PHP-FPM session GC (avoid “logged out after ~1h”)

This app uses PHP sessions. If your server’s session garbage collection deletes session files quickly (e.g. session.gc_maxlifetime=3600), users will be asked to log in again once the session expires.

Recommended starting values for a small self-hosted dashboard:

• session.gc_maxlifetime: 21600 (6h) or 43200 (12h)
• session.gc_probability: 1
• session.gc_divisor: 100 (1% chance per request)

On nginx/php-fpm you can set these either in php.ini or per pool (recommended). Example (pool config, e.g. /etc/php/8.2/fpm/pool.d/www.conf):

php_admin_value[session.gc_maxlifetime] = 21600
php_admin_value[session.gc_probability] = 1
php_admin_value[session.gc_divisor] = 100

Also ensure session.save_path points to a directory where the php-fpm user can read/write, and that the OS cleanup policy does not delete sessions earlier than your gc_maxlifetime.

Security notes (important for OSS)

Module upload is dangerous (RCE)

The AdminModules UI can optionally upload PHP files. This is remote code execution by design and must be disabled in production unless you fully trust all admins and the environment.

• Default: disabled
• Enable explicitly in config/config.local.php:

return [
  'security' => [
    'module_uploads_enabled' => true,
  ],
];

Preferred installation method for modules: clone/copy them into modules/ (or use git submodules), then register them via config/modules.registry.json or the UI.

Security headers

The front controller (public/index.php) sets baseline security headers (CSP, frame-ancestors, nosniff, etc.). If you add third-party scripts, remote images, or iframe embeddings, you may need to adjust the CSP accordingly.

Installing modules

Option 1: Git submodules (recommended for development)

Modules are published as separate git repositories. Add them as submodules:

git submodule add https://github.com/bitbee/php-dashboard-module-<name> modules/<name>
# Example:
# git submodule add https://github.com/bitbee/php-dashboard-module-example modules/example

Then register them via config/modules.registry.json or the AdminModules UI.

Option 2: Composer / Packagist

Modules are also available as Composer packages:

composer require bitbee/php-dashboard-module-<name>
# Example:
# composer require bitbee/php-dashboard-module-example

After installation, modules are available in vendor/bitbee/php-dashboard-module-*/. You can either:

• Symlink them into modules/: ln -s ../../vendor/bitbee/php-dashboard-module-<name> modules/<name>
• Or adjust your autoloader to find modules in vendor/

Option 3: Manual copy/clone

Clone or copy module directories directly into modules/.

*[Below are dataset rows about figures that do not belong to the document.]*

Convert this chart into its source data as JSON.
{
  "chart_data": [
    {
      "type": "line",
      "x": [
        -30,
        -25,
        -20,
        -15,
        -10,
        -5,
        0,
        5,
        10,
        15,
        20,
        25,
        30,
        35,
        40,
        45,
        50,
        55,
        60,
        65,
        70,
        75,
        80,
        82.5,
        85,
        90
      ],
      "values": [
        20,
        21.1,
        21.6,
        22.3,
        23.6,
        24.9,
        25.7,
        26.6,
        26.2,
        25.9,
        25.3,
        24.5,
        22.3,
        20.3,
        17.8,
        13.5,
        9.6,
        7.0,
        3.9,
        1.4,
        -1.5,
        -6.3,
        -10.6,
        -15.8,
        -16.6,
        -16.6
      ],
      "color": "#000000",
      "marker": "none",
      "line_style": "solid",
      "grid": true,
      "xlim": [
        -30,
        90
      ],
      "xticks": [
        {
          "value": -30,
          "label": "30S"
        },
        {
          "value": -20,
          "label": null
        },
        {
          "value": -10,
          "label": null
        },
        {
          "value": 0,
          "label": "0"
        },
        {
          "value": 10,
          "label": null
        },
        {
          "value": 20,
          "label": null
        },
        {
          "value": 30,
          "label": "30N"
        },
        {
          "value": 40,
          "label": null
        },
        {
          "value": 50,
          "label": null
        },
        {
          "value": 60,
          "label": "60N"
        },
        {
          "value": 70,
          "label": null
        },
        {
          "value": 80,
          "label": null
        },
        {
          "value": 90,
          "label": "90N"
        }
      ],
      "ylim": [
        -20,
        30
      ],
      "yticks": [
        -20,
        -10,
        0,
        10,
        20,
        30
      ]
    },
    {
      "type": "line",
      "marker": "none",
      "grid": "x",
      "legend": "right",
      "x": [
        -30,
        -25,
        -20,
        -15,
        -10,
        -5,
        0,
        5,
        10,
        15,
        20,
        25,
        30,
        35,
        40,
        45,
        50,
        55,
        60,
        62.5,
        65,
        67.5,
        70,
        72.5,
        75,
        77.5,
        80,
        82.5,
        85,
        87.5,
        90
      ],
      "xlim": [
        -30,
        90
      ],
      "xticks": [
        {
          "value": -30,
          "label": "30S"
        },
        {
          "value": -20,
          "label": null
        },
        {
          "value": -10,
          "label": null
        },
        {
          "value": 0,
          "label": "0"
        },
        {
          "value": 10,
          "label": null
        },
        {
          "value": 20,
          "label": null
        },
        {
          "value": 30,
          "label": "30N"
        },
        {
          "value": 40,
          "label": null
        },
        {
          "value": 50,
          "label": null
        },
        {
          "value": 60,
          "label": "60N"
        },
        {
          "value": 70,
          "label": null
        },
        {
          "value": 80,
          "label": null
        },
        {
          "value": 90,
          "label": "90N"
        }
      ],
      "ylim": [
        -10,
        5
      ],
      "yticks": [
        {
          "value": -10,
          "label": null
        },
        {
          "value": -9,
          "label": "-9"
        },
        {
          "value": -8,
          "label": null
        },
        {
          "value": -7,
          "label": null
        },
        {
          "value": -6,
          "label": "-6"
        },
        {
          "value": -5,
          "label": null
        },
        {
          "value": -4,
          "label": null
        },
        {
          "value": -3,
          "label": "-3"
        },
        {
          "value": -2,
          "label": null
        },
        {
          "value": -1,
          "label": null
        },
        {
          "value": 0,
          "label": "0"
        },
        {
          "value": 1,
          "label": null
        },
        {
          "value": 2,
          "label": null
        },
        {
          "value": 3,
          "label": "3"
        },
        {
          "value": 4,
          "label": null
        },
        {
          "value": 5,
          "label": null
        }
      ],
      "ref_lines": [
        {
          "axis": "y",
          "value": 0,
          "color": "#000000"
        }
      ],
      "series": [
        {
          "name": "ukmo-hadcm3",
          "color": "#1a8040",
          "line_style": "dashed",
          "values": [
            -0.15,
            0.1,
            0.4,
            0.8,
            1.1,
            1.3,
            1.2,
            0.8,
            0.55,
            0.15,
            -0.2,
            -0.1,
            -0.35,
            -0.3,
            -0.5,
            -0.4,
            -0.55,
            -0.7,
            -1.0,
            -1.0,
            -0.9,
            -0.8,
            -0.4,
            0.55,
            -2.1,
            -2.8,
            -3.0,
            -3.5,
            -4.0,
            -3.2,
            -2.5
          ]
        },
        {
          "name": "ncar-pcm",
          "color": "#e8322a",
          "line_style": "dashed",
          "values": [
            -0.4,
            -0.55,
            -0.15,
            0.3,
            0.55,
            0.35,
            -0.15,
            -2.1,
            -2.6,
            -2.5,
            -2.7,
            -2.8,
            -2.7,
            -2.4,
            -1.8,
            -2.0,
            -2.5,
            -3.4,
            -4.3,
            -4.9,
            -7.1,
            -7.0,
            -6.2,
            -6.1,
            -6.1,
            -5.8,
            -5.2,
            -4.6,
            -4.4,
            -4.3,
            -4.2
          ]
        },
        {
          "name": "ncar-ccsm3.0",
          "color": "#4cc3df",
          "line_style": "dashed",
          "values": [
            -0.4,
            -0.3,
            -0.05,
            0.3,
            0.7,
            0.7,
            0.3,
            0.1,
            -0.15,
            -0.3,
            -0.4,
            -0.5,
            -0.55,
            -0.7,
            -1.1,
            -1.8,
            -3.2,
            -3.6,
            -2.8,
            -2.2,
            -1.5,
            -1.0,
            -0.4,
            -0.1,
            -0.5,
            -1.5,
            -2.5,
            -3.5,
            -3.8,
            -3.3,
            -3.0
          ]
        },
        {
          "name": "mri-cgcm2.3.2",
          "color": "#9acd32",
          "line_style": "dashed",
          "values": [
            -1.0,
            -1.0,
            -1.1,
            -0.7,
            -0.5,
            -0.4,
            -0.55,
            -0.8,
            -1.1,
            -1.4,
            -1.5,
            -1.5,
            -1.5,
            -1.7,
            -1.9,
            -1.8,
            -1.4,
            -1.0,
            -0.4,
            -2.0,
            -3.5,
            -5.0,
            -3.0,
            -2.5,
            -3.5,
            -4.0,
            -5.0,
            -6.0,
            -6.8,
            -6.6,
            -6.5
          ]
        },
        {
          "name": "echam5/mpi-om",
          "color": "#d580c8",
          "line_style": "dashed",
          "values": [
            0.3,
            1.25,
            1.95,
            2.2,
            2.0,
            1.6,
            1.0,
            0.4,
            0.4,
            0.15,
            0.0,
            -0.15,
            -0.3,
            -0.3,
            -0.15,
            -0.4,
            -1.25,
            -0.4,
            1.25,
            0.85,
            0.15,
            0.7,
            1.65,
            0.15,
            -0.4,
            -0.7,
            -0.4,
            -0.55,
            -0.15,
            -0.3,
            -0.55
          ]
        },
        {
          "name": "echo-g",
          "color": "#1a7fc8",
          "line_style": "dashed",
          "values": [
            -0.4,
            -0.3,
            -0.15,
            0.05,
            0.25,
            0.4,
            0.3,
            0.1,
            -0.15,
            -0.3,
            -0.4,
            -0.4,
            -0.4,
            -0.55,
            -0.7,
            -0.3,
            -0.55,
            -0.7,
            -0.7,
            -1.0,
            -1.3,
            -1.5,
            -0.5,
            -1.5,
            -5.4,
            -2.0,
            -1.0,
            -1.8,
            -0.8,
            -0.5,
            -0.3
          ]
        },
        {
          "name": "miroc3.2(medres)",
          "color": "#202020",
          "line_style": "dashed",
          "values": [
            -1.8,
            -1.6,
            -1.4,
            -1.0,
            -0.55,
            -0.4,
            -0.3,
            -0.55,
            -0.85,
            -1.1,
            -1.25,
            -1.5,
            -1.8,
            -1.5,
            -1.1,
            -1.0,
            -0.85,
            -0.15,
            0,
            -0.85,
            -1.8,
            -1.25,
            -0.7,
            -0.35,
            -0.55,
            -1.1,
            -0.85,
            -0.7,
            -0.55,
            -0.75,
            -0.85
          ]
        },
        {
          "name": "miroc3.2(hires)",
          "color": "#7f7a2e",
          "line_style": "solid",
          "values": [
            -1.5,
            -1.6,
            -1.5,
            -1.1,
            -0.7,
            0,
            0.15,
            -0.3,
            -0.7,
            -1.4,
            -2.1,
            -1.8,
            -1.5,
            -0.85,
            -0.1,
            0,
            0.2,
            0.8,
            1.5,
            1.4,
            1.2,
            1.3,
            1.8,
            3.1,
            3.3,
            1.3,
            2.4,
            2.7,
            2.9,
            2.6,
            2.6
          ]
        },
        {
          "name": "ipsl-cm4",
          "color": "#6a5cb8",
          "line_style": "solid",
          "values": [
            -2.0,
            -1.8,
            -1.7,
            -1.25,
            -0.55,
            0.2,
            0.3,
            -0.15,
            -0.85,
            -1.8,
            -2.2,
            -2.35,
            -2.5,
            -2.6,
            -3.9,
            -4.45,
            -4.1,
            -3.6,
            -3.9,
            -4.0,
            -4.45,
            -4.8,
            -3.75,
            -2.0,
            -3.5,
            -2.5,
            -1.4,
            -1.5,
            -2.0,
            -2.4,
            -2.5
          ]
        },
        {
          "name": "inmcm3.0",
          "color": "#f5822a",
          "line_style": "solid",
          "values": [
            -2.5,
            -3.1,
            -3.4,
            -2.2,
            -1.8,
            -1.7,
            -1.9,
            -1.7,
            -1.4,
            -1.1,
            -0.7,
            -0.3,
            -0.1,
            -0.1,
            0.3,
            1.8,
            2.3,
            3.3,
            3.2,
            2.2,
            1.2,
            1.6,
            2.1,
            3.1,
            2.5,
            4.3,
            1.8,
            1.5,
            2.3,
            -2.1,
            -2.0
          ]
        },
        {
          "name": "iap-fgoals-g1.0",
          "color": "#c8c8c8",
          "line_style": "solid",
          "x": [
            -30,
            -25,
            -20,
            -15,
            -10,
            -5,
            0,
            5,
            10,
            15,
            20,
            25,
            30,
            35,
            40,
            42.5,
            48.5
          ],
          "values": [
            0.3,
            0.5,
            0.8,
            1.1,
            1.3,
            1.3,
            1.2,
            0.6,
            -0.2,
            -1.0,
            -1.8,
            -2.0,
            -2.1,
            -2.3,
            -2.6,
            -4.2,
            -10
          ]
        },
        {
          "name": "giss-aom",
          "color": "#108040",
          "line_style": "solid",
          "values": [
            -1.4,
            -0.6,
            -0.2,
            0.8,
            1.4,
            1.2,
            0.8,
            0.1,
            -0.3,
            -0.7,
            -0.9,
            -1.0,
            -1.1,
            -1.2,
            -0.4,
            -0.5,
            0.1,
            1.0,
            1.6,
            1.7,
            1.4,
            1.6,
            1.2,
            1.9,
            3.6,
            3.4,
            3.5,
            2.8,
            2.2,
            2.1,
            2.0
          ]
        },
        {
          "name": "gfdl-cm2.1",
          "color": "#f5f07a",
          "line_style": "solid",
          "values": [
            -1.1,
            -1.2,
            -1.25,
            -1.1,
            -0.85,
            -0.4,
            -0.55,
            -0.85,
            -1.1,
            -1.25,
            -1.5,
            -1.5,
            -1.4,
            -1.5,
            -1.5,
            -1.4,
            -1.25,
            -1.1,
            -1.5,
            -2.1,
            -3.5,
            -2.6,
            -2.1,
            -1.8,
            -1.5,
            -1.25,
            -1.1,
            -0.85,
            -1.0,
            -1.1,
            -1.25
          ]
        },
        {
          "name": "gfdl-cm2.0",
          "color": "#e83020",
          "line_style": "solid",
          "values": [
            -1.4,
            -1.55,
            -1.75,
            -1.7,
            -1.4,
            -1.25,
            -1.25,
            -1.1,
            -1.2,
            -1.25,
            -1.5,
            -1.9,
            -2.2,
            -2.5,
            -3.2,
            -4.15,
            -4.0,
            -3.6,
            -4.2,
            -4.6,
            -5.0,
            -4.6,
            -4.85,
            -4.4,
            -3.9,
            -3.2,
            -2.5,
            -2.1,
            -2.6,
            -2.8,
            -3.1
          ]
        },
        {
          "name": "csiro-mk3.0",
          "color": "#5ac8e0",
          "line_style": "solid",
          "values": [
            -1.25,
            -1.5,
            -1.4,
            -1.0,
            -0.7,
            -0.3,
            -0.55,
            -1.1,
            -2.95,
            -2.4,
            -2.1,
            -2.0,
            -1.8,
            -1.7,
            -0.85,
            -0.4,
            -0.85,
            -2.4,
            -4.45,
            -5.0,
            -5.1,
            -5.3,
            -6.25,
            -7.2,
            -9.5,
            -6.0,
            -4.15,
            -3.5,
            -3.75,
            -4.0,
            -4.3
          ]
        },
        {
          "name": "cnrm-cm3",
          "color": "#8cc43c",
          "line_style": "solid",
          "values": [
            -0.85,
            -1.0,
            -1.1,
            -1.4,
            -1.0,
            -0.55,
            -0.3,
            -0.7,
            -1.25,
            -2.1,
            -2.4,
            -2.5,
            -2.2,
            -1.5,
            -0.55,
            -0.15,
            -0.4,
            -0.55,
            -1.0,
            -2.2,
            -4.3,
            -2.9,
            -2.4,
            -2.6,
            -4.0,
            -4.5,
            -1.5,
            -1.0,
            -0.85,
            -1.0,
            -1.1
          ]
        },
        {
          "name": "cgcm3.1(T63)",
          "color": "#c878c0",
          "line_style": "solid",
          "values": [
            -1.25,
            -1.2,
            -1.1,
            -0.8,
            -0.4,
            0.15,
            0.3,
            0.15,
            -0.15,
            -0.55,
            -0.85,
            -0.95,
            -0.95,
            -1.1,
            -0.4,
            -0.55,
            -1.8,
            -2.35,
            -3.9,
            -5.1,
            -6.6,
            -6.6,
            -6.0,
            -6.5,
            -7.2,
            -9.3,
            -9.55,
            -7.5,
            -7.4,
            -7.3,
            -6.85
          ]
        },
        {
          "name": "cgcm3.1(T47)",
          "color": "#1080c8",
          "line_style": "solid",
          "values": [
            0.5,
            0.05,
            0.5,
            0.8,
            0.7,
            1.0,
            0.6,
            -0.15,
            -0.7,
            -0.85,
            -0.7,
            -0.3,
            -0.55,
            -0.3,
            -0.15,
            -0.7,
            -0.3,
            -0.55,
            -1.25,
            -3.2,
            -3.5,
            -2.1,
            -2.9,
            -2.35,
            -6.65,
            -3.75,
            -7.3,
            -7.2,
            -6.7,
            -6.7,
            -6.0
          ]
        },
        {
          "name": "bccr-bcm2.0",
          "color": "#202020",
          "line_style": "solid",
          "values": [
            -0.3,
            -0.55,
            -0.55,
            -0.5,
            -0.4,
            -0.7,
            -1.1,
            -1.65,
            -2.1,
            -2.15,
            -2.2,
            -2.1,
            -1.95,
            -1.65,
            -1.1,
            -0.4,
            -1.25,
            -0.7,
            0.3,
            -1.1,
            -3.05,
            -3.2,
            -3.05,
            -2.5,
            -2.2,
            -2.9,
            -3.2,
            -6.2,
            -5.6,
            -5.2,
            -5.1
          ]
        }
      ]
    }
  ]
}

Developing with submodules

You can develop modules directly inside your running deployment when using git submodules:

1. Edit module code in modules/<name>/
2. Commit changes in the module repo:

   cd modules/<module-name>
   git add .
   git commit -m "Add feature X"
   git push

3. Update submodule pointer in the core repo:

   cd /path/to/core
   git add modules/<module-name>
   git commit -m "Update <module-name> module"

This workflow lets you iterate quickly while keeping module repos independent.

Publishing structure (core vs modules)

• Core repo: bitbee/php-modular-dashboard (this repository)
  • Contains public/, src/, templates/, and minimal built-in admin modules.
• Module repos (separate, published under bitbee/php-dashboard-module-*):
  • Each module is published as its own repository
  • Browse available modules: https://github.com/bitbee?q=php-dashboard-module-

Each module repo ships its own README.md and LICENSE, and the core repo keeps the module registry format stable so users can mix-and-match modules.